10:59:51 - melodic_feature_set - INFO - Processing complete
10:59:51 - melodic_feature_set - INFO - Total processing time: 0.88 seconds
10:59:51 - melodic_feature_set - INFO - Results written to essen_first_10_features.csv
10:59:51 - melodic_feature_set - INFO - Timing Statistics (average milliseconds per melody):
10:59:51 - melodic_feature_set - INFO - pitch          :     6.36ms
10:59:51 - melodic_feature_set - INFO - interval       :     1.96ms
10:59:51 - melodic_feature_set - INFO - contour        :     0.78ms
10:59:51 - melodic_feature_set - INFO - duration       :     2.85ms
10:59:51 - melodic_feature_set - INFO - tonality       :     3.04ms
10:59:51 - melodic_feature_set - INFO - narmour        :     0.07ms
10:59:51 - melodic_feature_set - INFO - melodic_movement:     0.45ms
10:59:51 - melodic_feature_set - INFO - mtype          :    25.20ms
10:59:51 - melodic_feature_set - INFO - corpus         :    29.74ms
10:59:51 - melodic_feature_set - INFO - total          :    70.47ms






In [None]:
import pandas as pd

# Read and display first 5 rows
df = pd.read_csv('output.csv')
df.head()

The feature set has a few customisable aspects that change the behaviour of some of the feature calculations. There is no requirement to customise this configuration, as sensible values recommended in the literature are supplied as defaults. However, for users seeking more control over the behaviour of FANTASTIC and IDyOM, the `Config` dataclass is provided:

In [None]:
# Import the Config dataclasses
from melodic_feature_set.features import Config, IDyOMConfig, FantasticConfig

Once we import these dataclasses, we can begin to customise our configuration:

In [None]:
# Initialise the config object with the relevant parameters
config = Config(
    corpus="../corpora/Essen_Corpus",
    idyom={"pitch": IDyOMConfig(
        target_viewpoints=["cpitch"],
        source_viewpoints=[("cpint", "cpintfref")],
        ppm_order=1,
        models=":both"
    )},
        fantastic=FantasticConfig(
        max_ngram_order=2,
        phrase_gap=1.5
    )
)

The `corpus` parameter operates on different levels. If you wish to use the same corpus for both FANTASTIC and IDyOM, you need only set it in the top level of `Config()`; you then do not need to supply it to `IDyOMConfig` or `FantasticConfig`. 
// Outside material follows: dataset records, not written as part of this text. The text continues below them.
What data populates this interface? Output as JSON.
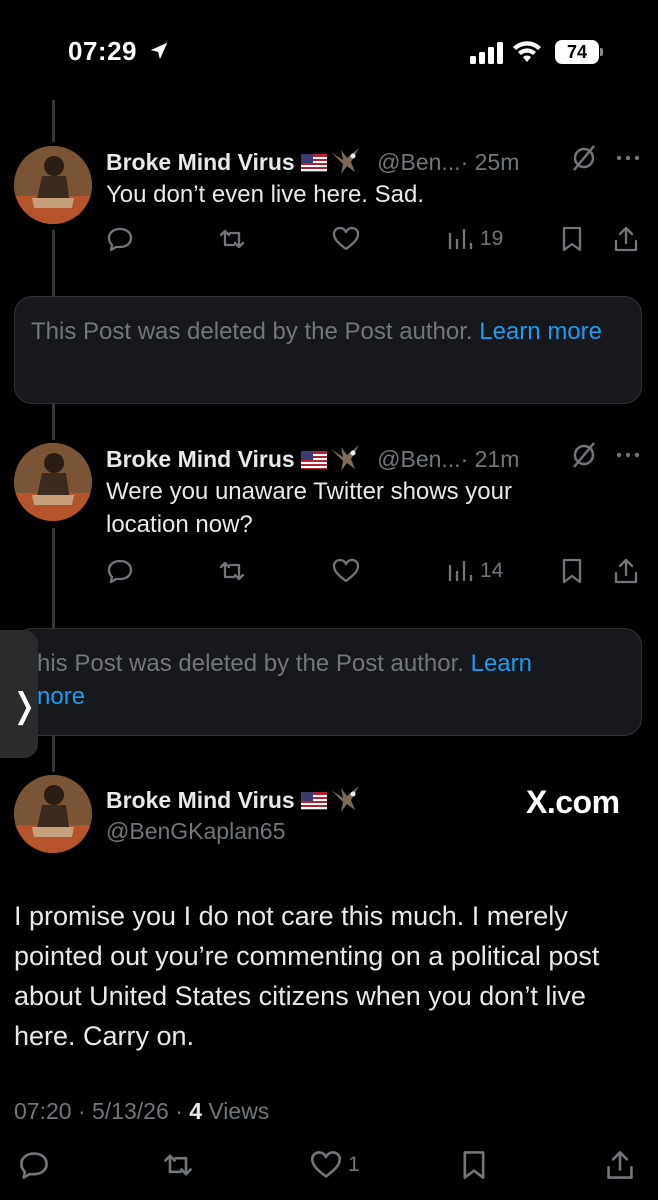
{
  "status_bar": {
    "time": "07:29",
    "battery": "74"
  },
  "replies": [
    {
      "name": "Broke Mind Virus",
      "handle": "@Ben...",
      "time": "· 25m",
      "text": "You don’t even live here. Sad.",
      "views": "19"
    },
    {
      "name": "Broke Mind Virus",
      "handle": "@Ben...",
      "time": "· 21m",
      "text": "Were you unaware Twitter shows your location now?",
      "views": "14"
    }
  ],
  "deleted_notice": {
    "text": "This Post was deleted by the Post author.",
    "link": "Learn more"
  },
  "deleted_notice_2": {
    "text": "his Post was deleted by the Post author.",
    "link": "Learn",
    "link2": "nore"
  },
  "main_post": {
    "name": "Broke Mind Virus",
    "handle": "@BenGKaplan65",
    "watermark": "X.com",
    "text": "I promise you I do not care this much. I merely pointed out you’re commenting on a political post about United States citizens when you don’t live here. Carry on.",
    "timestamp": "07:20 · 5/13/26 ·",
    "views_count": "4",
    "views_label": "Views",
    "likes": "1"
  },
  "icons": {
    "reply": "reply-icon",
    "repost": "repost-icon",
    "like": "heart-icon",
    "views": "views-icon",
    "bookmark": "bookmark-icon",
    "share": "share-icon",
    "mute": "mute-icon",
    "more": "more-icon"
  },
  "colors": {
    "background": "#000000",
    "text": "#e7e9ea",
    "muted": "#71767b",
    "link": "#1d9bf0"
  }
}
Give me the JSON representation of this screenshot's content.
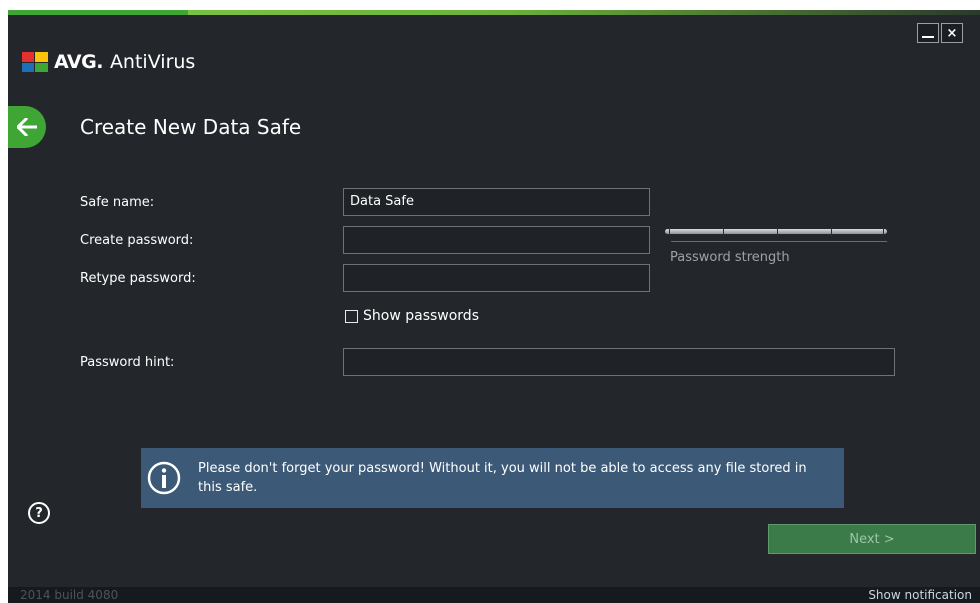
{
  "window": {
    "minimize_icon": "minimize-icon",
    "close_icon": "close-icon",
    "close_glyph": "×"
  },
  "header": {
    "brand": "AVG.",
    "product": "AntiVirus"
  },
  "page": {
    "back_icon": "arrow-left-icon",
    "title": "Create New Data Safe"
  },
  "form": {
    "safe_name_label": "Safe name:",
    "safe_name_value": "Data Safe",
    "create_password_label": "Create password:",
    "create_password_value": "",
    "retype_password_label": "Retype password:",
    "retype_password_value": "",
    "password_strength_label": "Password strength",
    "password_strength_level": 0,
    "show_passwords_label": "Show passwords",
    "show_passwords_checked": false,
    "password_hint_label": "Password hint:",
    "password_hint_value": ""
  },
  "info": {
    "icon": "info-icon",
    "message": "Please don't forget your password! Without it, you will not be able to access any file stored in this safe."
  },
  "help": {
    "icon": "help-icon",
    "glyph": "?"
  },
  "actions": {
    "next_label": "Next >"
  },
  "footer": {
    "build": "2014 build 4080",
    "show_notification": "Show notification"
  },
  "colors": {
    "accent_green": "#3fa535",
    "background": "#23272c",
    "info_bg": "#3c5a78",
    "next_bg": "#3a7b49"
  }
}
If you want to use different corpora for each different toolbox, `IDyOMConfig` and `FantasticConfig` will override whatever is supplied in the top level of `Config`.

In [None]:
# Initialise the config object with different corpora
different_corpus_config = Config(
    corpus="../corpora/Essen_Corpus", # will be overridden
    idyom={"pitch": IDyOMConfig(
        target_viewpoints=["cpitch"],
        source_viewpoints=[("cpint", "cpintfref")],
        ppm_order=1,
        models=":both",
        corpus="../corpora/Trad_Flute_Dataset_Midi"
    )},
        fantastic=FantasticConfig(
        max_ngram_order=2,
        phrase_gap=1.5,
        corpus="../corpora/Essen_Corpus"
    )
)

We can also supply multiple IDyOM configurations, allowing us to compute information content using different 'viewpoints' or corpora in one run of the feature set. This can be achieved like so:

In [None]:
multi_idyom_config = Config(
    corpus="../corpora/Essen_Corpus",
    idyom={"pitch": IDyOMConfig(
        target_viewpoints=["cpitch"],
        source_viewpoints=[("cpint", "cpintfref")],
        ppm_order=1,
        models=":both",
        corpus="../corpora/Trad_Flute_Dataset_Midi"
    ),
    "rhythm": IDyOMConfig(
        target_viewpoints=["onset"],
        source_viewpoints=["ioi"],
        ppm_order=1,
        models=":both",
        corpus="../corpora/Trad_Flute_Dataset_Midi"
    )},
        fantastic=FantasticConfig(
        max_ngram_order=2,
        phrase_gap=1.5,
        corpus="../corpora/Essen_Corpus"
    )
)

In [None]:
# Now we can get the different IDyOM features along with everything else
get_all_features("../corpora/Trad_Flute_Dataset_Midi", "output2.csv", config=multi_idyom_config)

In [None]:
df = pd.read_csv('output2.csv')
df.head()